Executives at Moderna, another frontrunner whose vaccine is based on an unproven technology, said it would not be ready to submit an emergency approval application to the FDA until late November. Meanwhile, Pfizer continues to expand its trial – first to enroll thousands more adults, and most recently to include teenagers. Those movements could further restrict its timeline, as the FDA expects companies applying for emergency permission to submit two months of data to at least half of test participants.
“Just because we wait until the end of the year instead of October – to keep an eye on things, this is still a record of ground speed for vaccines,”; said Peter Hotez, a virologist and dean of the National School of Tropical Medicine at the Baylor College of Medicine. Hotez worked on many shots including a potential SARS vaccine, each of which took years if not decades of work to produce and test.
But the rapid pace of the coronavirus shooting so far has not satisfied Trump, whose administration has put the quest for a vaccine amid efforts to address the pandemic.
“We’ll have a vaccine soon, maybe before a special date. You know what date I’m talking about,” he told an early conference in September. When the FDA pushed its standards to allow the emergency use of coronavirus vaccines, he called it “a political movement more than anything.”

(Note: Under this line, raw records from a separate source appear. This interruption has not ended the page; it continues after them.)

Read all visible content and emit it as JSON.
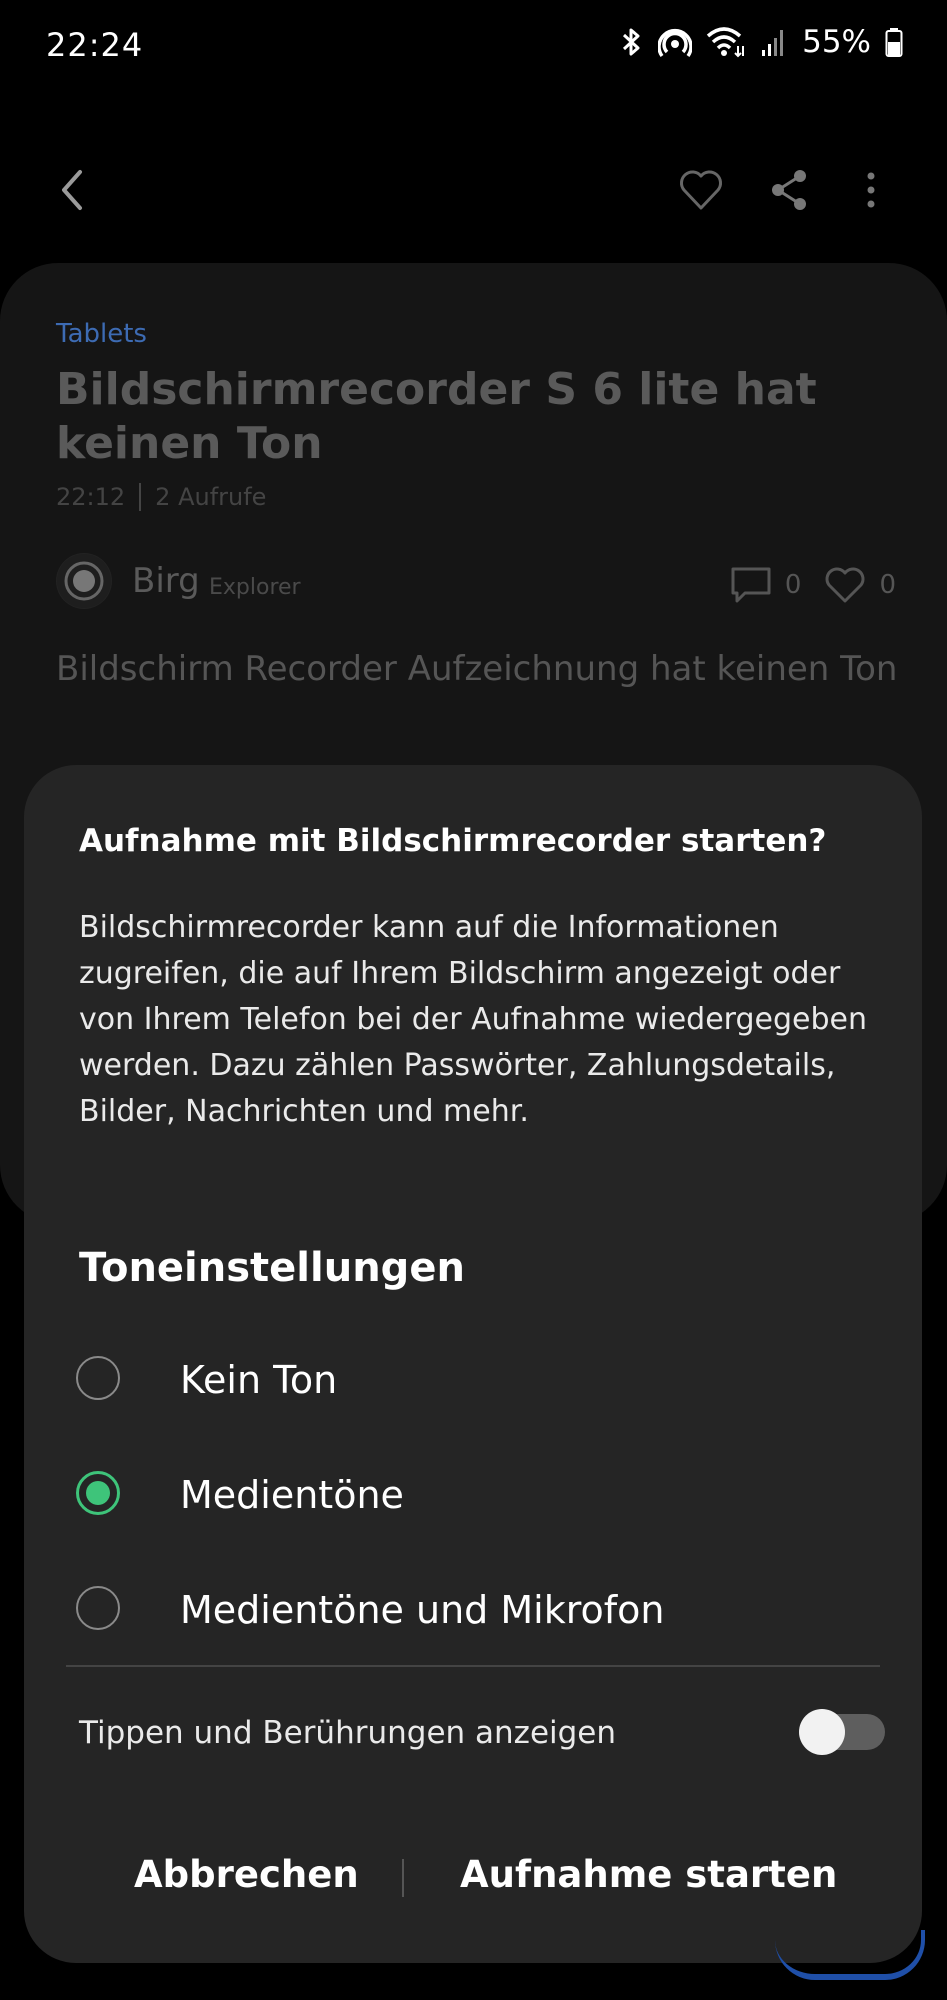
{
  "status_bar": {
    "time": "22:24",
    "battery": "55%",
    "icons": [
      "bluetooth-icon",
      "hotspot-icon",
      "wifi-icon",
      "signal-icon",
      "battery-icon"
    ]
  },
  "appbar": {
    "icons": [
      "back-icon",
      "heart-icon",
      "share-icon",
      "more-icon"
    ]
  },
  "post": {
    "category": "Tablets",
    "title": "Bildschirmrecorder S 6 lite hat keinen Ton",
    "time": "22:12",
    "views": "2 Aufrufe",
    "author": "Birg",
    "author_role": "Explorer",
    "comments": "0",
    "likes": "0",
    "body": "Bildschirm Recorder Aufzeichnung hat keinen Ton"
  },
  "dialog": {
    "title": "Aufnahme mit Bildschirmrecorder starten?",
    "description": "Bildschirmrecorder kann auf die Informationen zugreifen, die auf Ihrem Bildschirm angezeigt oder von Ihrem Telefon bei der Aufnahme wiedergegeben werden. Dazu zählen Passwörter, Zahlungsdetails, Bilder, Nachrichten und mehr.",
    "sound_heading": "Toneinstellungen",
    "options": [
      {
        "label": "Kein Ton",
        "selected": false
      },
      {
        "label": "Medientöne",
        "selected": true
      },
      {
        "label": "Medientöne und Mikrofon",
        "selected": false
      }
    ],
    "touch_label": "Tippen und Berührungen anzeigen",
    "touch_enabled": false,
    "cancel_label": "Abbrechen",
    "start_label": "Aufnahme starten"
  },
  "colors": {
    "accent_green": "#3ec47a",
    "category_blue": "#3d6bb3",
    "dialog_bg": "#252525"
  }
}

The agency revised its guidelines to ensure drug makers submit sufficient data to reflect any effects from their shot, Hotez said. “It was not done to punish the president, it was done to protect the public to ensure we have vaccines that are safe and secure,” he said.
As vaccine timelines have become blurred, Trump has shifted his focus to drugs known as monoclonal anitbodies. He declared an experimental antibody by drug “medicine” earlier this month, after receiving treatment while he was hospitalized for Covid-19. The president has repeatedly promised that cocktails will soon be available to every American who needs them.

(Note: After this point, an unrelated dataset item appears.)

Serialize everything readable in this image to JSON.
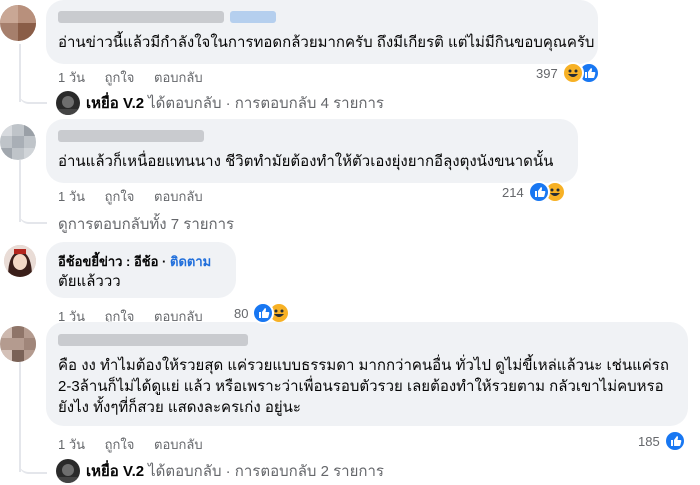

However, within a week of his initial commitment, Eli Lilly – the other company that provided antibody medication in the final stages of the clinical trial – stopped studying about safety concerns.
Bumps on the road to a vaccine or an antibody drug leave health officials with tools that Trump and other White House officials have long questioned: wearing a mask, social exclusion and widespread test.
Trump’s antibody rhetoric “is a pivot to clear that vaccines do not fill his timeline. And it is clear that antibodies do not fill his timeline,” Emanuel said.
But a longer timeline for vaccines will help public confidence in a late shot. Most registered voters want manufacturers to fully test vaccines even if it delays the delivery of shots to Americans, according to a recent POLITICO / Morning Consult poll.
Nearly half of those voters, across party affiliates, say they believe Trump is forcing the FDA to deliver shots earlier and 35 percent believe that at least six months before vaccines are available in the US.
Continuing a theme from the previous polls, voters also said they trust Biden more than Trump in vaccinating, testing and approving.
“Elections and vaccines have nothing to do with each other,” Gostin said. “They are both important but they are different. Science is not an election issue. It should be something that everyone, regardless of your political beliefs, should avoid. Because this is the only thing that will get us out of here.”